Let’s celebrate anything that uses less to do more 


We’re normally focused on efficient windows here, but today’s a day to reach out to the whole extended family: not just our brothers and sisters in the world of windows, but our cousins in insulation rolls, electric vehicles, tankless water heaters, heat pumps, ENERGY STAR® appliances, and many more. It’s a big family here, and we’re celebrating the seventh annual National Energy Efficiency Day together. Because any one of us will make your home a better, cheaper, and more comfortable living environment, we’re even better together.   
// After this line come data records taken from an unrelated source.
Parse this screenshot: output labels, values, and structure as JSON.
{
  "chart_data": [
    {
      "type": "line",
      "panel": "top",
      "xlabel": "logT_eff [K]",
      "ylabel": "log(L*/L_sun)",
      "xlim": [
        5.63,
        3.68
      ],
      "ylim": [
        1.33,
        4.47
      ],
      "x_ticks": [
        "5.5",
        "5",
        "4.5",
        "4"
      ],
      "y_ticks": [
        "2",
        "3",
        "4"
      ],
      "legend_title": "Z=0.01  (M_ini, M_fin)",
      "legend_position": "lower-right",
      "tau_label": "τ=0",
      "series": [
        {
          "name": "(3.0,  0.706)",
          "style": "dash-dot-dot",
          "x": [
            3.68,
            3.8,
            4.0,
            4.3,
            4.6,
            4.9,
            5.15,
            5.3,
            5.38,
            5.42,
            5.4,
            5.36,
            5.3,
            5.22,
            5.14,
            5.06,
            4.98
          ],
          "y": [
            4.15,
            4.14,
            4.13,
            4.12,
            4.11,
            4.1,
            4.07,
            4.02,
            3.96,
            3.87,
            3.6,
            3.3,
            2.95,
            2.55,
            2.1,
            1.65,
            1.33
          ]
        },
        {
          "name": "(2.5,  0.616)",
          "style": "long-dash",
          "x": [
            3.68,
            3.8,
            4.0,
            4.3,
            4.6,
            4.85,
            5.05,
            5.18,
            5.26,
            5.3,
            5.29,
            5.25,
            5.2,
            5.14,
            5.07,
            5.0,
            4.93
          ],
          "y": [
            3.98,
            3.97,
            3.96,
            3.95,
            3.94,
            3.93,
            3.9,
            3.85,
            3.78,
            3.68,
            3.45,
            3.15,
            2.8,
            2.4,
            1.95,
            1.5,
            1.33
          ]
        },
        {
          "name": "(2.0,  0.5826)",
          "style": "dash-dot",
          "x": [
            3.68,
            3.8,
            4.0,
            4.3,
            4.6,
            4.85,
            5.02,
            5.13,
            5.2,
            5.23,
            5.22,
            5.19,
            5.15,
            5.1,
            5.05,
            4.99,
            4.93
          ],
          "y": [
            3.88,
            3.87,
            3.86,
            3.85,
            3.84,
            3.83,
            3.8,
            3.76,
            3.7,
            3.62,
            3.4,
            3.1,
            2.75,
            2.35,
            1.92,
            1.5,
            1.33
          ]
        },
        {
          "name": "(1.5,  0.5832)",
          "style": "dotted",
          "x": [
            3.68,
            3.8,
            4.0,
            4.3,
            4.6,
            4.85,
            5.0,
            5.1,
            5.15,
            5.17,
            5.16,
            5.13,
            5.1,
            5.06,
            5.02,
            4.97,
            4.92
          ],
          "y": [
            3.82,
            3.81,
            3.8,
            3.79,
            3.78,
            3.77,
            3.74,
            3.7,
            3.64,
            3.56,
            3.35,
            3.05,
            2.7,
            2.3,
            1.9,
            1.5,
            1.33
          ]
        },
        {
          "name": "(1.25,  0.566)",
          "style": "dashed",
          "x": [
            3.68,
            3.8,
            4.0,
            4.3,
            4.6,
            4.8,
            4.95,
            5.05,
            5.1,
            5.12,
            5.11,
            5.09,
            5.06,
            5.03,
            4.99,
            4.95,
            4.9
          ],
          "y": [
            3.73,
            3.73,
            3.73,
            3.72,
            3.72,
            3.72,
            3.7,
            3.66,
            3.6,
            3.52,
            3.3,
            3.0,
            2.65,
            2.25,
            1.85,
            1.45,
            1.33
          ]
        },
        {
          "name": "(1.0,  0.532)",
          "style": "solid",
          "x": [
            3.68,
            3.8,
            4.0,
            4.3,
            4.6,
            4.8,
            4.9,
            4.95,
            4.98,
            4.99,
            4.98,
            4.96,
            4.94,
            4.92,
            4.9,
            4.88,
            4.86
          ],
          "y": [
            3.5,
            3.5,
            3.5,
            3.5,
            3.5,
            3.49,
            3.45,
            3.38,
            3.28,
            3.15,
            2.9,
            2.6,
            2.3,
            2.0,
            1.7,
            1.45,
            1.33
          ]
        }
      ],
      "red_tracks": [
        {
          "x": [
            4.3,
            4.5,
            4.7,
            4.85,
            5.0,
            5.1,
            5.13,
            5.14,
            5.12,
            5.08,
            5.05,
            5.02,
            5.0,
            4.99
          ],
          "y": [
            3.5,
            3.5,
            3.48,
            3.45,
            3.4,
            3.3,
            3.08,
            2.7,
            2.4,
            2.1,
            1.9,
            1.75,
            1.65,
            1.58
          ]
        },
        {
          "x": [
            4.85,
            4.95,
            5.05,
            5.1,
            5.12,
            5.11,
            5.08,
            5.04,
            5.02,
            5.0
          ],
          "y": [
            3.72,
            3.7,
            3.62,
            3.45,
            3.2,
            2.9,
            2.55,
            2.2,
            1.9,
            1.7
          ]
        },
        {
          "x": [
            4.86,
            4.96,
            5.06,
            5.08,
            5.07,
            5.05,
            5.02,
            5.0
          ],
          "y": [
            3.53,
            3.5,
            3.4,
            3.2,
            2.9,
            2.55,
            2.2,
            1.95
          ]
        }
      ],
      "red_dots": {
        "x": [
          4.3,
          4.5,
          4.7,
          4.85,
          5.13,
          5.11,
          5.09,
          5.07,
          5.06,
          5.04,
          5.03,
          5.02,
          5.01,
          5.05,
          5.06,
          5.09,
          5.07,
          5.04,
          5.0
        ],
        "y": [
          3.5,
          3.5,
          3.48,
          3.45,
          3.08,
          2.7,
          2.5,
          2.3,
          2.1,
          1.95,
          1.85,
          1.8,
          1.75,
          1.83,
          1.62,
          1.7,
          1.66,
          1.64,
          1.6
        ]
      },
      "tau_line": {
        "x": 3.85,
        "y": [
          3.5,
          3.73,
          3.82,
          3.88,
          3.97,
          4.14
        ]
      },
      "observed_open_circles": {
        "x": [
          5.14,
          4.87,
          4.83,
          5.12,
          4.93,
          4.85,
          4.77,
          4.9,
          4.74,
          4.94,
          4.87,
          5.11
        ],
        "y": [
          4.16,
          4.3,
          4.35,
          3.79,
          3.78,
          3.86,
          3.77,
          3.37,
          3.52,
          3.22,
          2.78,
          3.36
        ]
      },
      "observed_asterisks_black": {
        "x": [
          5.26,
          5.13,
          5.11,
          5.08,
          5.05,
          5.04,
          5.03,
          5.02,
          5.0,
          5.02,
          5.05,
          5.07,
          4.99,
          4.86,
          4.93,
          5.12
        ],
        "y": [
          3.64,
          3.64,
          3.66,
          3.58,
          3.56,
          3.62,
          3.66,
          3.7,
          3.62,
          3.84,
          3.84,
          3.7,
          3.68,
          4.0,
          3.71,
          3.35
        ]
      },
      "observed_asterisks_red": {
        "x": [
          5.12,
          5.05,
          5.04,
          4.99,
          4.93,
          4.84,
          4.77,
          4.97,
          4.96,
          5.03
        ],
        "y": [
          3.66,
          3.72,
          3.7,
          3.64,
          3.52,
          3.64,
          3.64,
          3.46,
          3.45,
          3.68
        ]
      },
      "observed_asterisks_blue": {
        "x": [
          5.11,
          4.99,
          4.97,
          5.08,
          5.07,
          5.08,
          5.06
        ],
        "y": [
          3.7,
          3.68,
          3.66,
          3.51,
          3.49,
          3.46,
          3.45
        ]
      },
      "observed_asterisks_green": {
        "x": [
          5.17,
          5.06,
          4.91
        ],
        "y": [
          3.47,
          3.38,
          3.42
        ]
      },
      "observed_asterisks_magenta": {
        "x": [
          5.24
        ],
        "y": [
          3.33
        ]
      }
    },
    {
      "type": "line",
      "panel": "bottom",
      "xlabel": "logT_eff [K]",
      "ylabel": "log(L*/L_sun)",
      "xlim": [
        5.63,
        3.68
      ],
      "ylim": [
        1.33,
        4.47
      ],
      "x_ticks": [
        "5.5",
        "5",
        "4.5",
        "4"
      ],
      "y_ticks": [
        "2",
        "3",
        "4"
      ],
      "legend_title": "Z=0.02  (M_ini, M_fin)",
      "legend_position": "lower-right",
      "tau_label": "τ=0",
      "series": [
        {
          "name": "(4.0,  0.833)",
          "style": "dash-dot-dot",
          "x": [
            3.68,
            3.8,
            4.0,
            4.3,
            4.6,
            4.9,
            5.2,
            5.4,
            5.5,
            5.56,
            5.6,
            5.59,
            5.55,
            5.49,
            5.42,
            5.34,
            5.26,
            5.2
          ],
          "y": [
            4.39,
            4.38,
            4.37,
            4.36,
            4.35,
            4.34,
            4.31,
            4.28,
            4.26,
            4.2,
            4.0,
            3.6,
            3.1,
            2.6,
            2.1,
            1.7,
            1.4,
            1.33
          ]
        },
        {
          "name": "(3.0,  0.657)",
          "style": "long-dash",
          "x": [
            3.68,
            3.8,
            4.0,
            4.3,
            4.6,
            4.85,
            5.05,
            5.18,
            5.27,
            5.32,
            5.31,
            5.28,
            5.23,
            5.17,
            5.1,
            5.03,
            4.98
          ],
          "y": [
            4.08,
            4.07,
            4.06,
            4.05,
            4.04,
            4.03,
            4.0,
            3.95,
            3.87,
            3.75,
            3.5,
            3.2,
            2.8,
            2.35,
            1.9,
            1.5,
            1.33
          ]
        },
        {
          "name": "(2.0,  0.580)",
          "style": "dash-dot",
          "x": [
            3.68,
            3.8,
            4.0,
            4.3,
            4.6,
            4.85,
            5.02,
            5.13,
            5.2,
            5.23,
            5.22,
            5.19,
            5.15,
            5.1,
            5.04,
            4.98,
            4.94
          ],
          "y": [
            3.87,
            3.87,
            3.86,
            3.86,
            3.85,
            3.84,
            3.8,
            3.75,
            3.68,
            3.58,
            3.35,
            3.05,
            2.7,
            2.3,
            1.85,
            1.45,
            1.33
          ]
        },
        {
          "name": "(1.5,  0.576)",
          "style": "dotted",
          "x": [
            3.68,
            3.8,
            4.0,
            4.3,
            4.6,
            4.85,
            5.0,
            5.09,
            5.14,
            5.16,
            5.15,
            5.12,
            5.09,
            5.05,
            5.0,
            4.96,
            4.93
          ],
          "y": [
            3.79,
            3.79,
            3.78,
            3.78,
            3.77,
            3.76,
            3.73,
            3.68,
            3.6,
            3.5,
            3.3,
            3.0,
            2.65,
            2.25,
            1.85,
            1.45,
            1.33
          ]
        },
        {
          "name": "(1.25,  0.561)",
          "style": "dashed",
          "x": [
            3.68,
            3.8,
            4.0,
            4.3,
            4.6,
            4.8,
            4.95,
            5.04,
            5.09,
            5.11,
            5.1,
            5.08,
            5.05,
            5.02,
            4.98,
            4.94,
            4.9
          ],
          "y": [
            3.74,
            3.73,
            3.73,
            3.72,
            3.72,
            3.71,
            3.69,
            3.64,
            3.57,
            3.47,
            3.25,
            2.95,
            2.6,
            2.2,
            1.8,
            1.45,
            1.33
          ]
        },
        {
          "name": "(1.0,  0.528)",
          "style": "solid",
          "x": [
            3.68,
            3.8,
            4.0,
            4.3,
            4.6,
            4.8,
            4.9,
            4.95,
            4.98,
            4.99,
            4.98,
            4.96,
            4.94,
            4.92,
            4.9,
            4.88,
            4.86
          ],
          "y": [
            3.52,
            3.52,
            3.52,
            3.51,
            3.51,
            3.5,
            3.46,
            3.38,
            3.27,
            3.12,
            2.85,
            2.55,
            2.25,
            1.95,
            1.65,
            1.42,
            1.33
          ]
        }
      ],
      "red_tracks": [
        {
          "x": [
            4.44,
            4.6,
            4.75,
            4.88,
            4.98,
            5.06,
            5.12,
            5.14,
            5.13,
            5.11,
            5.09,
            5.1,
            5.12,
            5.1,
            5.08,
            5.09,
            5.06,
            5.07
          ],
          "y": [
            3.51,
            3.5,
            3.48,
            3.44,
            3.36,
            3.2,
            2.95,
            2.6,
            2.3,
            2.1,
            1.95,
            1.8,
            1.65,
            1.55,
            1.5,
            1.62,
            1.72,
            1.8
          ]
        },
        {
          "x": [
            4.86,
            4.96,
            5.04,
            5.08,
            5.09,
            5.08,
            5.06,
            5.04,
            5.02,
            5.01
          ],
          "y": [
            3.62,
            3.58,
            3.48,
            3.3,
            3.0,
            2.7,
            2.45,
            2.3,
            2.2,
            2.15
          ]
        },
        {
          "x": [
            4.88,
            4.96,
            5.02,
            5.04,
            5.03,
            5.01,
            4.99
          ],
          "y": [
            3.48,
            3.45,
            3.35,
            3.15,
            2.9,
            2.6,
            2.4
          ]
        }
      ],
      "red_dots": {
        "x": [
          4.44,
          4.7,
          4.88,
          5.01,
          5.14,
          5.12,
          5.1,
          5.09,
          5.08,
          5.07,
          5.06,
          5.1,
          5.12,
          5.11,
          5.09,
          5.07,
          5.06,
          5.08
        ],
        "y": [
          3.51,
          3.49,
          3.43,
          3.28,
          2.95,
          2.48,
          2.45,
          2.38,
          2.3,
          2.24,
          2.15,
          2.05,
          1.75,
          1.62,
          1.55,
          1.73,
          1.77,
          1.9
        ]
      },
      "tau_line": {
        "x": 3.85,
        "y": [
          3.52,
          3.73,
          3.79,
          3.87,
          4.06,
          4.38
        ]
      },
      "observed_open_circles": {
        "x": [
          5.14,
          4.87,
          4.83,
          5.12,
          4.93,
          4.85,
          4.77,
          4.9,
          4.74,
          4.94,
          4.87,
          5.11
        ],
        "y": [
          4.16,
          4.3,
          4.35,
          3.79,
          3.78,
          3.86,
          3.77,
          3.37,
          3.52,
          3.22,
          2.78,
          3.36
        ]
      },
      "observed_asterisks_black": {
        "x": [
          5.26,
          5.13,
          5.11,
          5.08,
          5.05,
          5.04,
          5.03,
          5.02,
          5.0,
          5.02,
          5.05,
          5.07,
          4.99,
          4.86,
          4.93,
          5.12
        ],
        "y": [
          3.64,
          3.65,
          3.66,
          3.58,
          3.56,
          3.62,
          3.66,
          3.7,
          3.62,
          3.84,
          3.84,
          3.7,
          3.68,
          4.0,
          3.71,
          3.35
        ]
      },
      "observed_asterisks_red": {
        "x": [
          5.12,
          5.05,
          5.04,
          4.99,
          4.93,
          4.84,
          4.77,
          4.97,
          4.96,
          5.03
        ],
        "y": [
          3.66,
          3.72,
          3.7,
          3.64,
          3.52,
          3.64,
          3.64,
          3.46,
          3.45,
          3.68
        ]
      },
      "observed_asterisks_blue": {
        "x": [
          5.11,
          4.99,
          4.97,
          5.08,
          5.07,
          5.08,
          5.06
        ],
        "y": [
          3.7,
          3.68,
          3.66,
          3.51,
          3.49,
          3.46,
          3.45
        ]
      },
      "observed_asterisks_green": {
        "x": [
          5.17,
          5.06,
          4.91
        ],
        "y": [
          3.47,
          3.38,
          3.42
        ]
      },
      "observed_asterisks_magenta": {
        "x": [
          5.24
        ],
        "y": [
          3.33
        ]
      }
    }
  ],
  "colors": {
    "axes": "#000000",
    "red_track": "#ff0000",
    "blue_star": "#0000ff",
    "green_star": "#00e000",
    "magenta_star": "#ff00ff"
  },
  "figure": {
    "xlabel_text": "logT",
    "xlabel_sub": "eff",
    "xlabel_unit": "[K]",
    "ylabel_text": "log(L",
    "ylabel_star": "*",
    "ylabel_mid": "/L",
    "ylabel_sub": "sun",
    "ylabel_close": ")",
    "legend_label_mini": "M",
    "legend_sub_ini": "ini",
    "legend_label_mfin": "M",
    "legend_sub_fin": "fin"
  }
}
Why do we love energy efficiency so much? Because it helps us do more stuff without paying more. Because energy efficiency creates good jobs. And because it’s something everyone needs. No matter if you live in a Manhattan shoebox with a view or if it would take a New York City cabbie a whole day to find your backcountry cabin, your home would be more comfortable and cheaper to maintain after some efficiency upgrades. But don’t just trust me. Check out the facts: 


  • Energy efficiency standards baked into regulations already save you money, even if you haven’t tried it yourself. One example is the savings you get because your utility company doesn’t need to add new fees to your bill to cover their investment expenses. Since 1990, energy-efficiency measures have saved the country $790 billion in power plants we no longer need to build because the efficient use of existing supply proved sufficient, according to the American Council for an Energy-Efficient Economy (ACEEE).  
  • Since 1992, the U.S. government’s ENERGY STAR program has helped families and businesses cut energy costs by $450 billion. They’ve saved 3.5 trillion kilowatt hours of electricity and cut greenhouse gas emissions by 3.1 billion metric tons, according to the U.S. Environmental Protection Agency 


  • The drive for energy efficiency puts people to work – some 2.25 million Americans as of today. That’s more workers than those in the coal, oil, gas, electricity, and renewable-energy industries combined, according to ACEEE. Employment in recent years has grown at a rate of 9 percent a year in efficiency, compared to 5 percent for the energy sector as a whole, according to the EPA.  


  • Efficiency unites us because we all need it. Rural households typically spend about 40 percent more of their incomes on energy compared with their urban counterparts. Upgrades like efficient windows could save them at least $400 a year, according to ACEEE.  

At this point, you probably have just one question: “Can I join the party?” It’s easy. To get the comfort upgrades and utility savings of efficient windows, use our Window Selection Tool to find a list of options with features that fit perfectly with your home. If you want to tackle efficiency upgrades of all sorts, try this checklist of household projects, sorted by things you can do in a day, in a week, a month, or a year. 

But what if you don’t know whether your home already is energy efficient? Or isn’t it? Ask your utility company or your city’s building code office to conduct a home energy audit. They usually cost less than a few hundred dollars, and the Inflation Reduction Act, recently passed by Congress, offers a $150 rebate – check back here soon for our upcoming guide to new incentives and rebates, as well as the financing and incentives section of this site. You can also use this guide from the Department of Energy to do the inspection yourself. 


Matt is a communications consultant based in Baltimore, Maryland, who works with the efficiency experts who run the Efficient Windows Collaborative to help spread an important message about efficient windows.